XX. Divine bliss undisturbed by creating and directing the world.


VI. …It was the Latin festival, and I had come at Cotta’s express invitation to pay him a visit. I found him sitting in an alcove, engaged in debate with Gaius Velleius, a member of the Senate, held by the Epicureans as their chief Roman adherent at the time. With them was Quintus Lucilius Balbus, who was so accomplished a student of Stoicism as to rank with the leading Greek exponents of that system.

When Cotta saw me, he greeted me with the words: "You come exactly at the right moment, for I am just engaging in a dispute with Velleius on an important topic, in which you will be interested—with your tastes—to take part."

VII. "Well," I replied, "I too think I have come at the right moment, as you say. For here you are, three leaders of three schools of philosophy, joined in congress. In fact, we only lack Marcus Piso to have every considerable school represented."

"Oh," rejoined Cotta, "if what is said in the book which our master Antiochus lately dedicated to our good Balbus here is true, you have no need to regret the absence of your friend Piso. Antiochus holds the view that the doctrines of the Stoics, though differing in form of expression, agree in substance with those of the Peripatetics. I should like to know your opinion of the book, Balbus."

"My opinion?" said Balbus, "Why, I am surprised that a man of first-rate intellect like Antiochus should have failed to see what a gulf divides the Stoics, who distinguish expediency and right not in name only but in essential nature, from the Peripatetics, who class the right and the expedient together, and only recognize differences of quantity or degree, not of kind, between them. This is not a slight verbal discrepancy, but a fundamental difference of doctrine. However, we can discuss this some other time. For the moment, if you please, we will continue the topic which we had begun."

"Agreed," answered Cotta; "but to let the newcomer know what is the subject at hand"—here he glanced at me—"I must explain that we were debating the nature of the gods: a question which seemed to me, as it always does, an extremely obscure one, and upon which I was therefore inquiring of Velleius as to the opinion of Epicurus. So if you do not mind, Velleius," he continued, "please resume the exposition that you had begun."
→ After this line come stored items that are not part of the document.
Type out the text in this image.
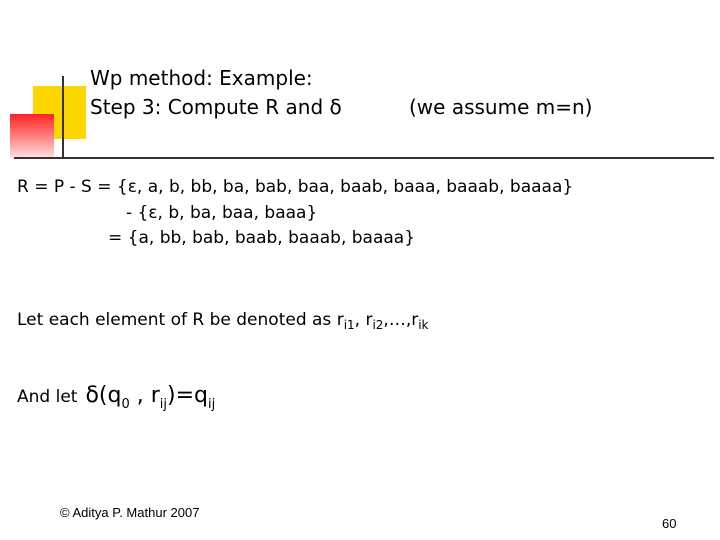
Wp method: Example:
Step 3: Compute R and δ	(we assume m=n)
R = P - S = {ε, a, b, bb, ba, bab, baa, baab, baaa, baaab, baaaa}
- {ε, b, ba, baa, baaa}
= {a, bb, bab, baab, baaab, baaaa}
Let each element of R be denoted as $r_{i1}$, $r_{i2},\dots,r_{ik}$
And let $\delta(q_0$ , $r_{ij})=q_{ij}$
© Aditya P. Mathur 2007
60
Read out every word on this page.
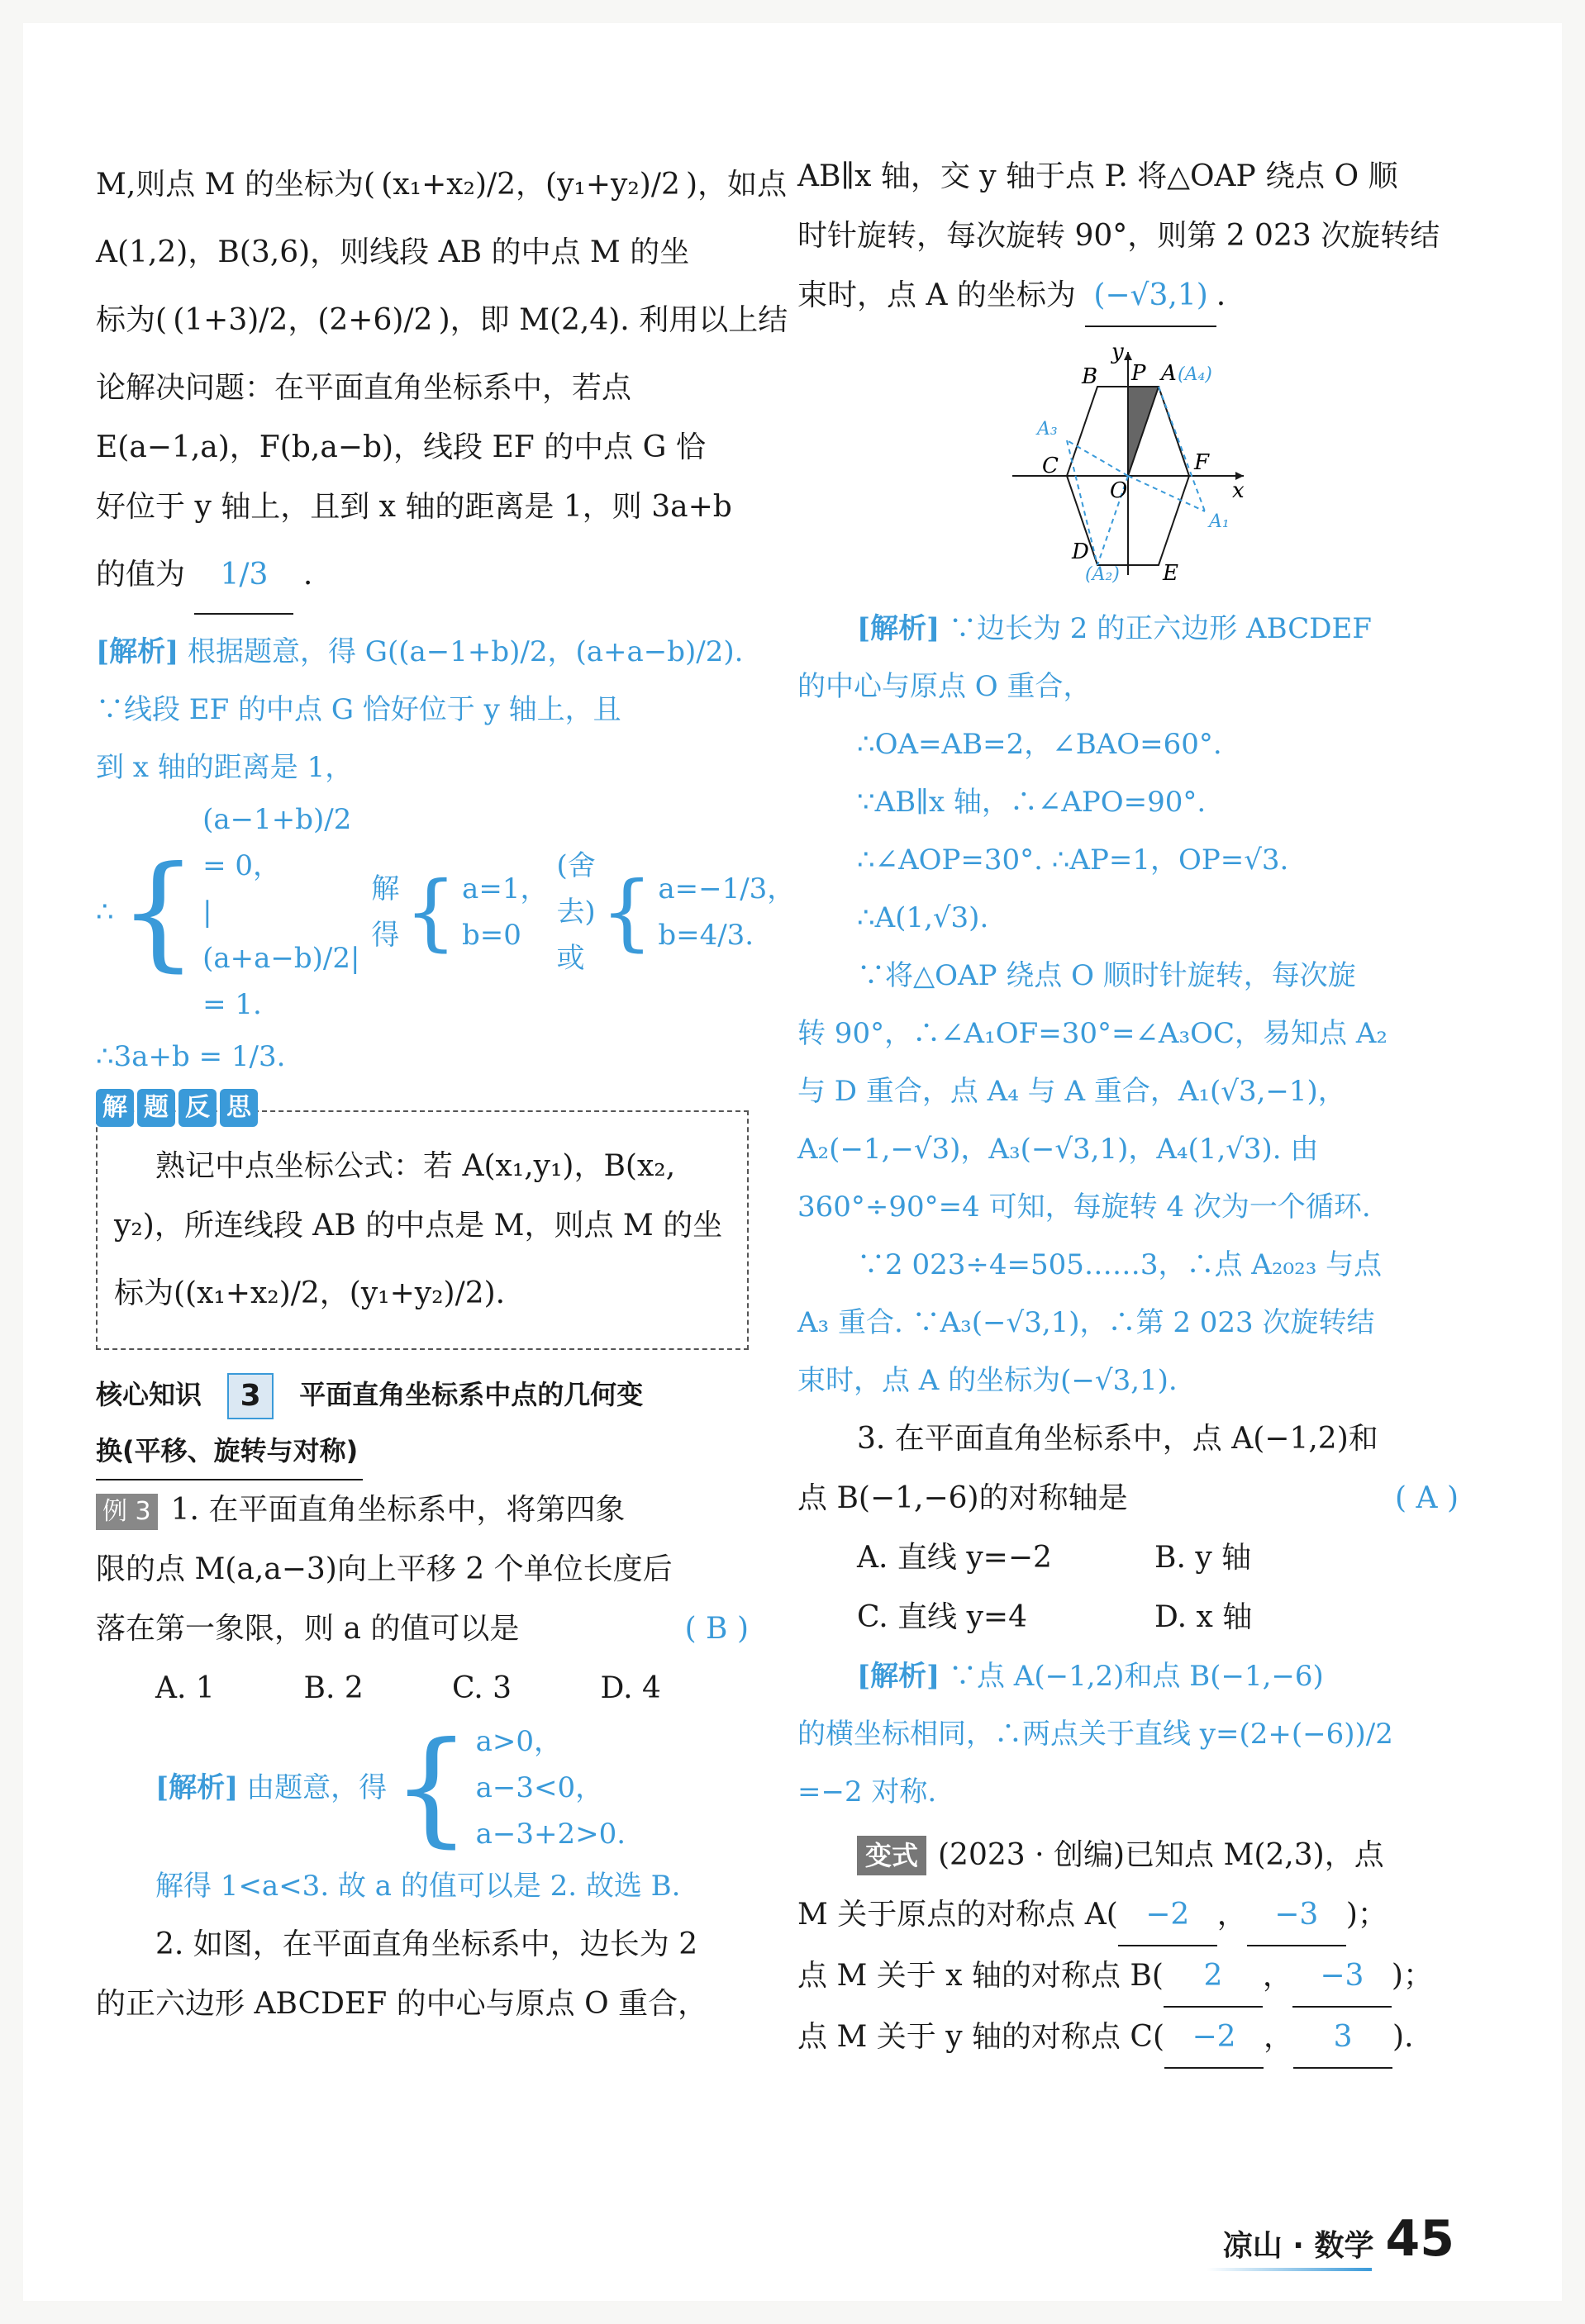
M,则点 M 的坐标为( (x₁+x₂)/2，(y₁+y₂)/2 )，如点
A(1,2)，B(3,6)，则线段 AB 的中点 M 的坐
标为( (1+3)/2，(2+6)/2 )，即 M(2,4). 利用以上结
论解决问题：在平面直角坐标系中，若点
E(a−1,a)，F(b,a−b)，线段 EF 的中点 G 恰
好位于 y 轴上，且到 x 轴的距离是 1，则 3a+b
的值为 1/3 .
[解析] 根据题意，得 G((a−1+b)/2，(a+a−b)/2).
∵线段 EF 的中点 G 恰好位于 y 轴上，且
到 x 轴的距离是 1，
∴ {
(a−1+b)/2 = 0，
|(a+a−b)/2| = 1.
解得 { a=1，
b=0
(舍去)或 { a=−1/3，
b=4/3.
∴3a+b = 1/3.
解 题 反 思
熟记中点坐标公式：若 A(x₁,y₁)，B(x₂,
y₂)，所连线段 AB 的中点是 M，则点 M 的坐
标为((x₁+x₂)/2，(y₁+y₂)/2).
核心知识 3 平面直角坐标系中点的几何变
换(平移、旋转与对称)
例 3 1. 在平面直角坐标系中，将第四象
限的点 M(a,a−3)向上平移 2 个单位长度后
落在第一象限，则 a 的值可以是	( B )
A. 1	B. 2	C. 3	D. 4
[解析] 由题意，得 { a>0，
a−3<0，
a−3+2>0.
解得 1<a<3. 故 a 的值可以是 2. 故选 B.
2. 如图，在平面直角坐标系中，边长为 2
的正六边形 ABCDEF 的中心与原点 O 重合，
AB∥x 轴，交 y 轴于点 P. 将△OAP 绕点 O 顺
时针旋转，每次旋转 90°，则第 2 023 次旋转结
束时，点 A 的坐标为 (−√3,1) .
B P
y
A (A₄)
A₃
C	F
O	x
A₁
D
(A₂) E
[解析] ∵边长为 2 的正六边形 ABCDEF
的中心与原点 O 重合，
∴OA=AB=2，∠BAO=60°.
∵AB∥x 轴，∴∠APO=90°.
∴∠AOP=30°. ∴AP=1，OP=√3.
∴A(1,√3).
∵将△OAP 绕点 O 顺时针旋转，每次旋
转 90°，∴∠A₁OF=30°=∠A₃OC，易知点 A₂
与 D 重合，点 A₄ 与 A 重合，A₁(√3,−1)，
A₂(−1,−√3)，A₃(−√3,1)，A₄(1,√3). 由
360°÷90°=4 可知，每旋转 4 次为一个循环.
∵2 023÷4=505……3，∴点 A₂₀₂₃ 与点
A₃ 重合. ∵A₃(−√3,1)，∴第 2 023 次旋转结
束时，点 A 的坐标为(−√3,1).
3. 在平面直角坐标系中，点 A(−1,2)和
点 B(−1,−6)的对称轴是	( A )
A. 直线 y=−2	B. y 轴
C. 直线 y=4	D. x 轴
[解析] ∵点 A(−1,2)和点 B(−1,−6)
的横坐标相同，∴两点关于直线 y=(2+(−6))/2
=−2 对称.
变式 (2023 · 创编)已知点 M(2,3)，点
M 关于原点的对称点 A( −2 ， −3 )；
点 M 关于 x 轴的对称点 B( 2 ， −3 )；
点 M 关于 y 轴的对称点 C( −2 ， 3 ).
凉山 · 数学 45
"I will do so," replied Velleius, "although it is not I but you who have been reinforced by an ally—since both of you," he said, with a smile in our direction, "are disciples of Philo, and have learned from him to know nothing."

"What we have learned," I rejoined, "shall be Cotta’s affair; but pray don’t think I have come to act as his ally, but as a listener, and an impartial and unprejudiced listener too, under no sort of bond nor obligation whatsoever to uphold some fixed opinion."

VIII. Hereupon Velleius began, in the confident manner (I need not say) that is customary with Epicureans, afraid of nothing so much as lest he should appear to have doubts about anything. One would have supposed he had just come down from the assembly of the gods in the intermundane spaces of Epicurus!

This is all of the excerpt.